A medida foi publicada no Diário Oficial da União nesta terça-feira (23/12), seguindo recomendações do Conselho Nacional de Políticas Criminais e Penais (CNPCP).
O benefício aplica-se principalmente a condenações de até oito anos por crimes sem violência ou grave ameaça, exigindo o cumprimento de 1/5 da pena (para não reincidentes) ou 1/3 (para reincidentes) até 25 de dezembro de 2025. Para sentenças de até quatro anos, incluindo delitos com violência, o requisito é de 1/3 ou metade da pena, respectivamente.
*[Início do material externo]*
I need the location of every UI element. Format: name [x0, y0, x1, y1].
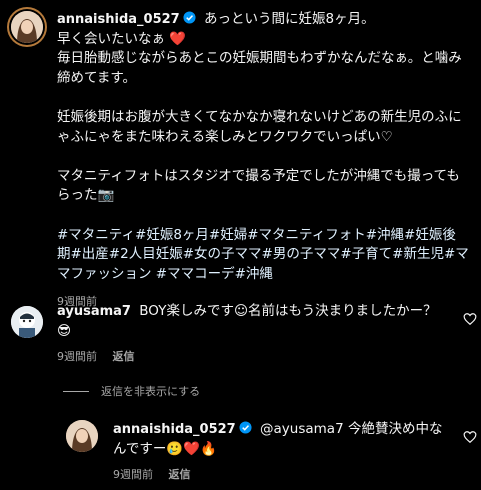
- author-avatar[interactable]: [11, 11, 43, 43]
- hide-replies-label: 返信を非表示にする: [101, 385, 201, 398]
- comment-time: 9週間前: [57, 350, 97, 363]
- reply-username[interactable]: annaishida_0527: [113, 422, 236, 437]
- caption-line-7: マタニティフォトはスタジオで撮る予定でしたが沖縄でも撮ってもらった📷: [57, 167, 460, 204]
- commenter-username[interactable]: ayusama7: [57, 304, 131, 319]
- caption-line-5: 妊娠後期はお腹が大きくてなかなか寝れないけどあの新生児のふにゃふにゃをまた味わえ…: [57, 108, 462, 145]
- hide-replies-toggle[interactable]: 返信を非表示にする: [63, 383, 200, 399]
- verified-badge-icon: [183, 11, 196, 24]
- reply-author-avatar[interactable]: [66, 420, 98, 452]
- reply-body: annaishida_0527 @ayusama7 今絶賛決め中なんですー🥲❤️…: [113, 420, 448, 459]
- caption-text-first: あっという間に妊娠8ヶ月。: [204, 11, 375, 27]
- reply-verified-badge-icon: [239, 421, 252, 434]
- comment-body: ayusama7 BOY楽しみです☺︎名前はもう決まりましたかー？😎: [57, 302, 442, 341]
- caption-line-1: annaishida_0527 あっという間に妊娠8ヶ月。: [57, 10, 469, 30]
- caption-line-3: 毎日胎動感じながらあとこの妊娠期間もわずかなんだなぁ。と噛み締めてます。: [57, 50, 462, 86]
- commenter-avatar[interactable]: [11, 306, 43, 338]
- comment-like-heart-icon[interactable]: [463, 311, 477, 326]
- reply-meta: 9週間前 返信: [113, 466, 203, 482]
- author-username[interactable]: annaishida_0527: [57, 12, 180, 27]
- post-caption: annaishida_0527 あっという間に妊娠8ヶ月。 早く会いたいなぁ ❤…: [57, 10, 469, 312]
- comment-meta: 9週間前 返信: [57, 348, 147, 364]
- reply-time: 9週間前: [113, 468, 153, 481]
- replies-divider-line: [63, 390, 89, 392]
- caption-line-2: 早く会いたいなぁ ❤️: [57, 30, 187, 47]
- comment-reply-button[interactable]: 返信: [113, 350, 135, 363]
- caption-hashtags[interactable]: #マタニティ#妊娠8ヶ月#妊婦#マタニティフォト#沖縄#妊娠後期#出産#2人目妊…: [57, 226, 469, 285]
- reply-reply-button[interactable]: 返信: [169, 468, 191, 481]
- reply-like-heart-icon[interactable]: [463, 429, 477, 444]
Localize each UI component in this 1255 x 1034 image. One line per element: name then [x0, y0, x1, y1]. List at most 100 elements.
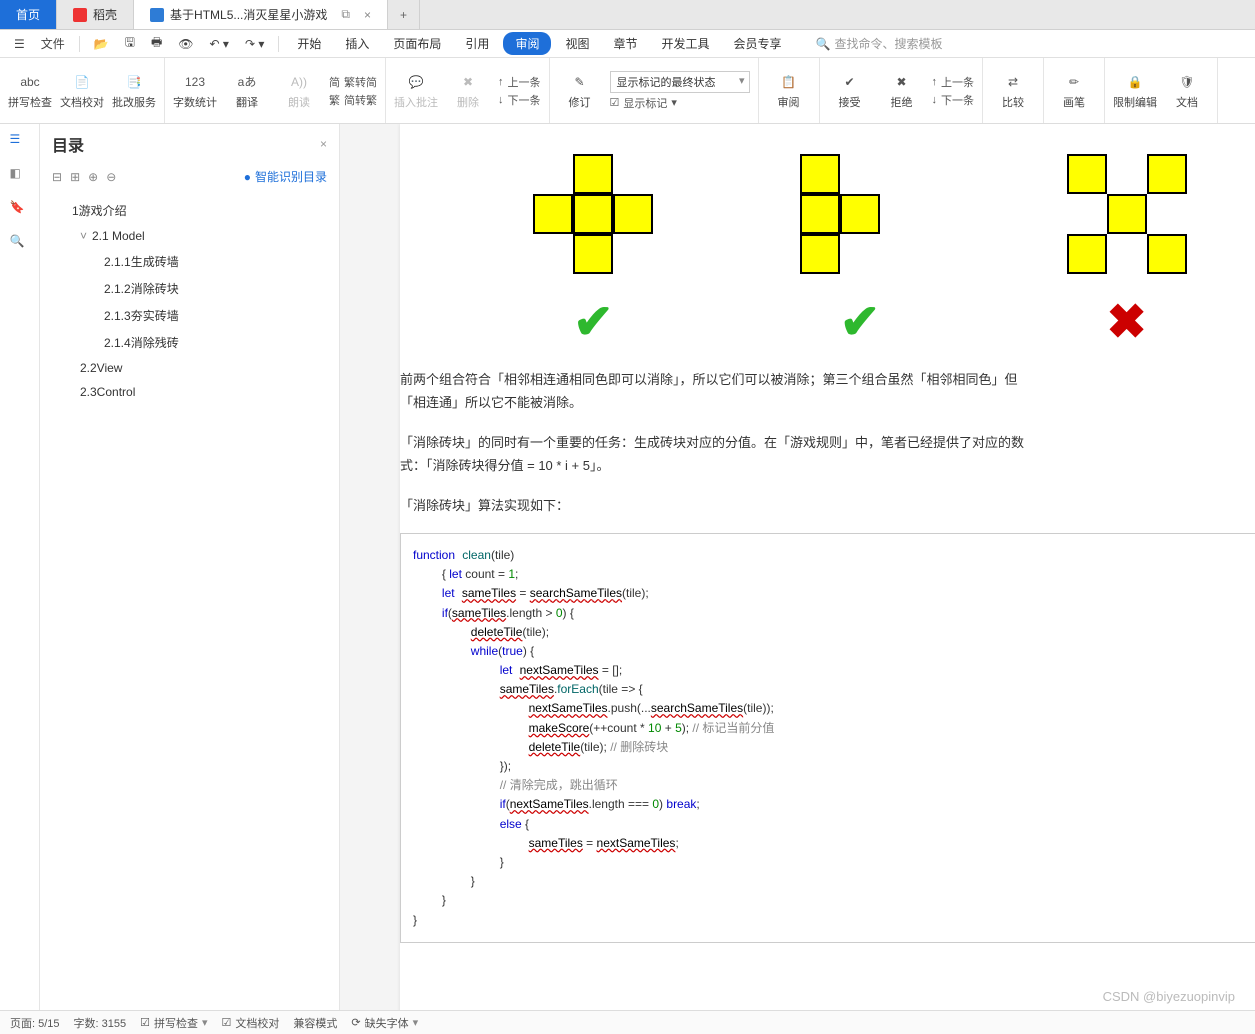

Grupos especiais também podem ser contemplados, como portadores de paraplegia, cegueira ou deficiências físicas graves adquiridas após o crime, indivíduos com HIV em fase terminal, portadores de doenças crônicas graves sem tratamento adequado no sistema prisional, casos de Transtorno do Espectro Autista severo (grau 3) e condições presumidas de incapacidade, como câncer em estágio IV, insuficiência renal aguda ou esclerose múltipla.
No entanto, o decreto mantém exclusões rigorosas, barrando o indulto para condenados por crimes hediondos ou equiparados, tortura, terrorismo, racismo, violência contra a mulher (como feminicídio e stalking), tráfico de drogas, organização criminosa, atos cometidos por lideranças de facções, e aos envolvidos em atentados ao Estado Democrático de Direito – categoria que abrange os réus dos atos de 8 de janeiro de 2023.
Além disso, ficam de fora quem celebrou acordos de colaboração premiada (delatores), detentos em presídios de segurança máxima e, em regra geral, condenados por corrupção (exceto penas inferiores a quatro anos).
Tradicional no calendário presidencial brasileiro, o indulto natalino representa uma medida humanitária anual, mas com limitações para delitos considerados graves pela legislação atual.
A edição de 2025 reforça a posição do governo federal em não estender o benefício a participantes dos atos de 8 de janeiro de 2023, alinhando-se a decisões judiciais do Supremo Tribunal Federal (STF).